In viaggio per Pisa, a quanto pare. Ma c’è da intercettare il treno di
morte, passa da Fornovo e lì ci fermiamo, la decina che siamo, incontrando
altrettanti della zona. I carabinieri, pochi e in tenuta da tutti i giorni,
già bloccano la stazione, ma nel frattempo raddoppiamo di numero con gli
ultimi arrivi e ci dirigiamo sulla strada che costeggia i binari. Troviamo
un punto valicabile (dai meno abili con supporti) e scavalchiamo invadendo i
binari. C’è gente fra noi che non ha la minima esperienza e viene spaventata
dai quattro spaventapasseri in divisa, ma siamo lì, siamo tanti, abbiamo
ragione e ci facciamo valere. Un primo fuoco sui binari. Nel frattempo ci
raggiunge gente dalla zona e, primo particolare significativo, gente sul
ponte sopra di noi si ferma, solidarizza, o passa suonando i clacson. Man
mano che passano i minuti e si capisce che il treno, dopo innumerevoli
cambiamenti di percorso, passerà di qui, ci rinserriamo e facciamo partire i
primi cori e falò. Invitiamo i “simpatizzanti” ad aggregarsi e molti si
uniscono a noi; un esempio fra tutti, un barista ci vede, chiude il bar e ci
raggiunge carico di bocce di vino.

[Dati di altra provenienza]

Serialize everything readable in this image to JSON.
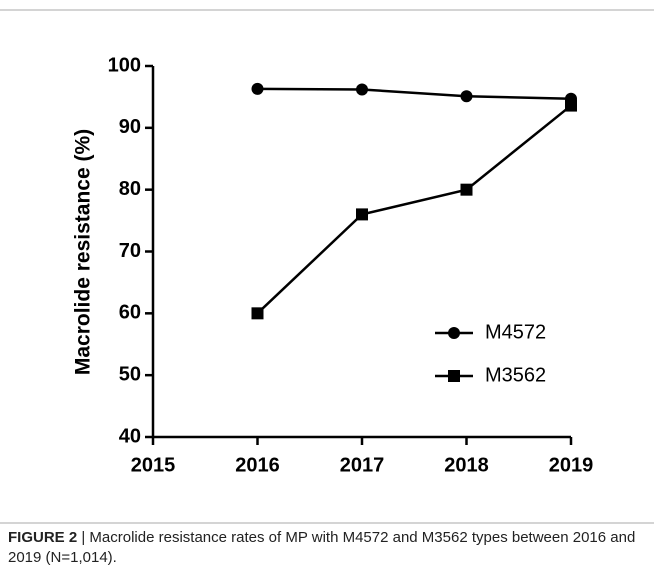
{
  "chart_data": {
    "type": "line",
    "y_label": "Macrolide resistance (%)",
    "x": [
      2016,
      2017,
      2018,
      2019
    ],
    "series": [
      {
        "name": "M4572",
        "color": "#000000",
        "marker": "circle",
        "values": [
          96.3,
          96.2,
          95.1,
          94.7
        ]
      },
      {
        "name": "M3562",
        "color": "#000000",
        "marker": "square",
        "values": [
          60,
          76,
          80,
          93.6
        ]
      }
    ],
    "xlim": [
      2015,
      2019
    ],
    "xticks": [
      2015,
      2016,
      2017,
      2018,
      2019
    ],
    "ylim": [
      40,
      100
    ],
    "yticks": [
      40,
      50,
      60,
      70,
      80,
      90,
      100
    ],
    "grid": false,
    "legend": "lower right"
  },
  "caption": {
    "label": "FIGURE 2",
    "text": "| Macrolide resistance rates of MP with M4572 and M3562 types between 2016 and 2019 (N=1,014)."
  }
}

Dopo di lui molti ragazzi e adulti della
zona si aggregano. Diventiamo un centinaio buono sulle rotaie, credo, per
tacere di chi resta fuori a guardare/partecipare a distanza. Questa è la
prima cosa bella: in un paese, che probabilmente non è stato neanche mai
nominato in tv, piccolo ma proprio piccolo, è tanta la gente che simpatizza
e partecipa, che afferma la propria umanità, davvero tanta. Sono molti
quelli che rompono il muro (tutto di carta e carte) dell’insubordinazione e
ci appoggiano. Molti restano fuori a “rifornirci” e diversi compiono il
salto, letteralmente, raggiungendoci sui binari e restando con noi in attesa
del treno.
Treno che arriva, carico di armi, di morte, di ingiustizia. Noi, più o meno
convinti e tutti più e meno, armati solo di umanità, dei nostri corpi, della
nostra voce, lo accogliamo a suon di cori e di determinazione. Molti hanno
paura, anzi tutti, credo, vedendo lo schieramento di sbirraglia; ma per il
momento ci facciamo forza a furia di canti. A furia di grida. A furia di
dignità. Il treno già si vede, fermo. Siamo qui per fermarlo. È fermo in
stazione, 50 metri più in giù. Fra il treno e noi un reparto (plotone, cos’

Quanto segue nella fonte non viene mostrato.